The following data are given for the reaction of $\ce{NO} \text{ and } \ce{Cl2}$:

$$\ce{2NO + Cl2 -> 2NOCl}$$

The reaction is second order in $[\ce{NO}]$ and first order in $[\ce{Cl2}]$, and the initial rate equals $\pu{1.43E-6 mol L^-1 s^-1}$ at the instant when $[\ce{NO}]_0 = [\ce{Cl2}]_0 = \pu{0.25 mol L^-1}$.

The problem then says:

Calculate the rate of formation of $\ce{NOCl}$ when $[\ce{NO}] = [\ce{Cl2}] = \pu{0.11 mol L^-1}$.

I thought it's just $(2) × (\pu{9.152E-5})× [0.11]^2[0.11]$, which is $\pu{2.44E-7}$, but the answer provided is half that $(\pu{1.22E-7})$, so I must have gotten the rate equation incorrect.

Is the rate of formation of $\ce{NOCl}$ equal to twice the rate of the reaction, as when I consider this reaction equation: $\ce{2NO + Cl2 -> 2NOCl}$?

Or is the rate of formation of $\ce{NOCl}$ directly equal to the rate of the reaction, as when I consider this reaction equation: $\ce{NO + 1/2Cl2 -> NOCl}$?

I'm really confused how to tell which of these two approaches to use.
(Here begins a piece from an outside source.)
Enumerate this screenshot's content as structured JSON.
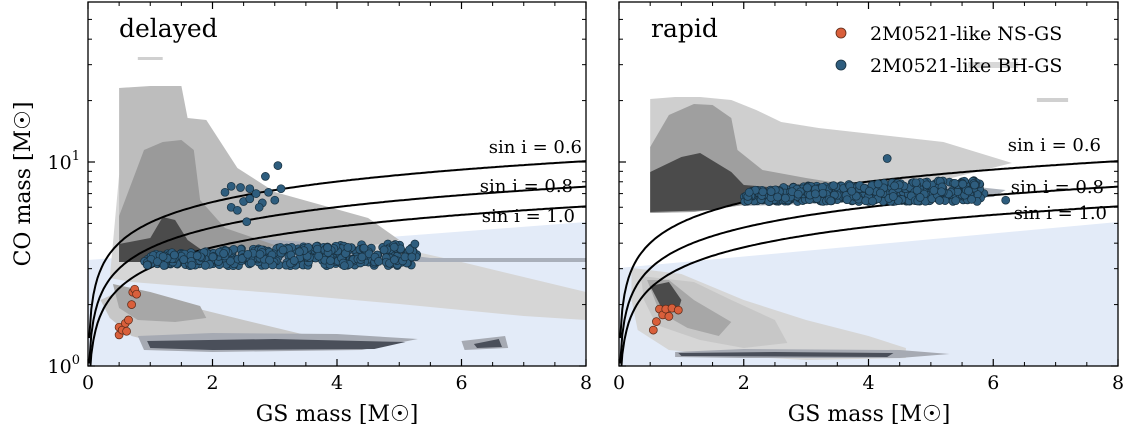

$$r=k \times [NO_2]^2 \times [Cl_2]$$
From the initial condition information => $$k=\frac{r}{[NO_2]^2 \times [Cl_2]}$$ Plugging the numbers=> $$k=\frac{1.43 \times 10^{-6}}{0.25^2 \times 0.25}$$ So, $$k=9.152 \times 10^{-5}$$ For 0.11 condition => $$r=9.152 \times 10^{-5} \times 0.11^2 \times 0.11$$ or $$r=1.21 \times 10^{-7}$$